There are two distinct price ranges for identical food items in the Hamptons. One is at the markets for the rich. The other is at the markets for everybody else.
I had a go around with a quart of orange juice the other day. At a market for the rich I was buying organic wonderful stuff for high prices, but then realized, when I saw a quart of Tropicana orange juice in a case, that we were in the need of some. I’d bite the bullet. Or would I? At checkout, they rang it up for $12. I told them it was too much and to put it back, and the checkout person deducted it.
We had company for that weekend and I told this experience to the husband, who happens to be a celebrity chef. “The price has risen because of a poor crop. No rain,” he said. “Mostly it’s Brazil. Twelve dollars is a fair price.”
Later that day, back at the market for the rich, I decided to go for the $12 orange juice. There was a different checkout person, and she didn’t know what to charge and so shouted to somebody to ask. “Six dollars,” came the reply, and so sold me the $12 orange juice for $6.

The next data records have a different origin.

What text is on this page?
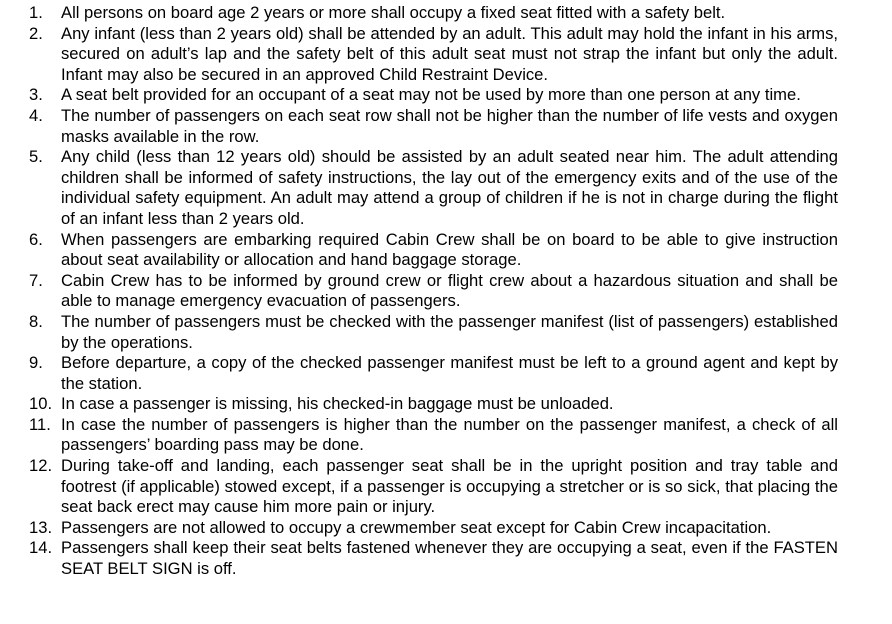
1.	All persons on board age 2 years or more shall occupy a fixed seat fitted with a safety belt.
2.	Any infant (less than 2 years old) shall be attended by an adult. This adult may hold the infant in his arms, secured on adult’s lap and the safety belt of this adult seat must not strap the infant but only the adult. Infant may also be secured in an approved Child Restraint Device.
3.	A seat belt provided for an occupant of a seat may not be used by more than one person at any time.
4.	The number of passengers on each seat row shall not be higher than the number of life vests and oxygen masks available in the row.
5.	Any child (less than 12 years old) should be assisted by an adult seated near him. The adult attending children shall be informed of safety instructions, the lay out of the emergency exits and of the use of the individual safety equipment. An adult may attend a group of children if he is not in charge during the flight of an infant less than 2 years old.
6.	When passengers are embarking required Cabin Crew shall be on board to be able to give instruction about seat availability or allocation and hand baggage storage.
7.	Cabin Crew has to be informed by ground crew or flight crew about a hazardous situation and shall be able to manage emergency evacuation of passengers.
8.	The number of passengers must be checked with the passenger manifest (list of passengers) established by the operations.
9.	Before departure, a copy of the checked passenger manifest must be left to a ground agent and kept by the station.
10. In case a passenger is missing, his checked-in baggage must be unloaded.
11. In case the number of passengers is higher than the number on the passenger manifest, a check of all passengers’ boarding pass may be done.
12. During take-off and landing, each passenger seat shall be in the upright position and tray table and footrest (if applicable) stowed except, if a passenger is occupying a stretcher or is so sick, that placing the seat back erect may cause him more pain or injury.
13. Passengers are not allowed to occupy a crewmember seat except for Cabin Crew incapacitation.
14. Passengers shall keep their seat belts fastened whenever they are occupying a seat, even if the FASTEN SEAT BELT SIGN is off.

The next day I was in an everybody-else supermarket, and, curious, went over to the cold case to check out the price of Tropicana. Above it was a sign that read “SPECIAL. 2 FOR $6.99. REGULARLY $5.99. Wow! I already had the one. Should I get two more? Sure!
At checkout, it got rung up as $5.99 and $5.99, and when I saw it I stopped the checkout woman and told her the sign said 2 for $6.99. She thought about it and shrugged, then deducted one of the $5.99 and put both of the Tropicanas in the bag.
I figure it must be raining in Brazil.